这不是你不会写，而是系统已经进入另一个阶段：问题不再是“能不能实现”，而是“怎么把它写成一个可以长期维护的工程”。

也正是在这里，框架的价值才真正显现出来。不是替你理解原理，而是把那些重复、脆弱、容易出错的 orchestration 收束成统一抽象，让你把精力放回更重要的地方：工具边界、任务建模和系统治理。

为什么前面那几步必须先手搓一次

在进入框架之前，前几篇文章故意一直用最小代码把链路摊开：

你已经看过 Stateless
你已经理解过 history 重放
你已经亲手拆过一次 Tool Calling 往返
你也已经知道 RAG 到底在补什么

这些原理必须先看透。否则一上来就用框架，很容易把 Agent 当黑盒，出了问题只能盲猜：“是不是模型抽风了”“是不是 SDK 有魔法”。
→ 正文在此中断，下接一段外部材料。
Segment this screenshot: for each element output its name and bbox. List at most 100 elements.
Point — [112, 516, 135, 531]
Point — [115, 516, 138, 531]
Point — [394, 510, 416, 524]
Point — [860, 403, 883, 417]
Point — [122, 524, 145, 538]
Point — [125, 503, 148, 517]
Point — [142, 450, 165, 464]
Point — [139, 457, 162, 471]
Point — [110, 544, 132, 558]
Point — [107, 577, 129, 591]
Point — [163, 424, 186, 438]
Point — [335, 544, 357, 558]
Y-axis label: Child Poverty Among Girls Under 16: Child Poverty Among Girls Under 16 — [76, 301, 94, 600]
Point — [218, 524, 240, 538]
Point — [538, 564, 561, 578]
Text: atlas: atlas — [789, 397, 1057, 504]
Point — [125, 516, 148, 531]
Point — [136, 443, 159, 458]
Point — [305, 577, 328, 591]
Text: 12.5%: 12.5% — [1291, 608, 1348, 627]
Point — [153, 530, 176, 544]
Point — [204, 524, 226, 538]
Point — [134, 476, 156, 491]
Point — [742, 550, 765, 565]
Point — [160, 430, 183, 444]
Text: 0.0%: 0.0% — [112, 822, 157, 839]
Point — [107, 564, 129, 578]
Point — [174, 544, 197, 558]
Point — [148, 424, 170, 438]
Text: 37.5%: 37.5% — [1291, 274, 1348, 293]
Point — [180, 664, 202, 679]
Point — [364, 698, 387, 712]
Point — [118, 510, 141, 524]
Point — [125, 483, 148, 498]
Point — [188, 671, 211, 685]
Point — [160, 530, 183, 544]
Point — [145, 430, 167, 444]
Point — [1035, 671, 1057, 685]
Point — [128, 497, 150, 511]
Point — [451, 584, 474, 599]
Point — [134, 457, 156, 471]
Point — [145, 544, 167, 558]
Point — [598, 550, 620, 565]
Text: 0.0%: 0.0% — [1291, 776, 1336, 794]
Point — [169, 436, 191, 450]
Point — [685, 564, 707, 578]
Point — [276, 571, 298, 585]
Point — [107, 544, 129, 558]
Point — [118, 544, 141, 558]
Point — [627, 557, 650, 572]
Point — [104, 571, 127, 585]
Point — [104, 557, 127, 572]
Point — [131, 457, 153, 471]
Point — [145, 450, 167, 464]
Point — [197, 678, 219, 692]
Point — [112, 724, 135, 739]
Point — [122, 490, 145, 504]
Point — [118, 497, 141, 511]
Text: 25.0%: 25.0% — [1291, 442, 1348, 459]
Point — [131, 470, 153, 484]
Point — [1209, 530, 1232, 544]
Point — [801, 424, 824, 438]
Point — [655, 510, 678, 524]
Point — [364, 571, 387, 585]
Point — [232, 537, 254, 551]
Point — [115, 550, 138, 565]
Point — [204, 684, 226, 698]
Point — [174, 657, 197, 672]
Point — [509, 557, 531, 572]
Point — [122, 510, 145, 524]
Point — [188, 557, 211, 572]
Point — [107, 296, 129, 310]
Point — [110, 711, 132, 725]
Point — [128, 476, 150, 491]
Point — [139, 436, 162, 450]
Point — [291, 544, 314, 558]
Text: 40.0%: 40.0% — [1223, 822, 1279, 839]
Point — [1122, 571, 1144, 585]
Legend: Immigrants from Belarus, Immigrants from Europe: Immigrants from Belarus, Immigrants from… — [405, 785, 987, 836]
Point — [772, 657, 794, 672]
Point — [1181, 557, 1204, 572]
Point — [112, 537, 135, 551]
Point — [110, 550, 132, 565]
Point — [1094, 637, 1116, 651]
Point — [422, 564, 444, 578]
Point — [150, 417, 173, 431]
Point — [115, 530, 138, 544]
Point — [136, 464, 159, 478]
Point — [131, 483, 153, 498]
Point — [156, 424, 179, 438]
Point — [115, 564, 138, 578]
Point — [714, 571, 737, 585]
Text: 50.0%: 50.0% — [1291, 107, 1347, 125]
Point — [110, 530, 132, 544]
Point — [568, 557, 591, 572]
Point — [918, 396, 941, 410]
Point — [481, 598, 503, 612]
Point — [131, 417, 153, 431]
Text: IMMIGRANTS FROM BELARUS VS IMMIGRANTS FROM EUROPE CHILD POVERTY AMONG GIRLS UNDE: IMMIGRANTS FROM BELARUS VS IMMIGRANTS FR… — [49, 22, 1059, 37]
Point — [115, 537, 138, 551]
但一旦原理已经站稳，再继续手搓同样的控制流，收益会迅速下降，维护成本却会持续上涨。接下来更重要的是：

用统一方式定义工具
用统一方式约束参数
把多步工具循环交给框架托管
给系统最起码的执行可见性

为什么这种实现方式重要

因为框架阶段解决的不是“让模型更强”，而是“让系统不至于越写越乱”。

具体说，它至少在四件事上帮你收敛复杂度：

工具定义：schema 和执行逻辑放在一起，不再双份维护
多步循环：框架替你接住“模型决定 → 调工具 → 再推理”的样板流程
边界控制：用多步停止条件这类显式参数约束自动迭代空间
可观测性：把每一步调用过程暴露出来，至少能 debug

先看一个真实运行结果

当前版本运行 node 05-agent-framework.js，你会看到类似下面的输出：

🤖 启动 Agent Framework Demo (Model: gemini-3-flash-preview)...
[Tool] Fetching weather for 上海...
[Tool] Fetching weather for 北京...

User: 上海和北京现在的天气分别怎么样？请对比一下。
AI: 上海和北京现在的天气情况如下：

*   上海：目前是晴天，气温为 25°C。
*   北京：目前是多云，气温为 18°C。

[Debug] Execution Steps:
  - Called tool: weather with input: {"location":"上海"}
  - Called tool: weather with input: {"location":"北京"}

这段输出很能说明第五课真正教的东西：框架不是替你“发明能力”，而是替你接住多步 round-trip、参数传递和调试可见性。

完整代码

// 05-agent-framework.js
// Phase 4: Agent 框架化
// 目标：使用现代 AI SDK 风格接口简化 Tool Calling 和 ReAct Loop。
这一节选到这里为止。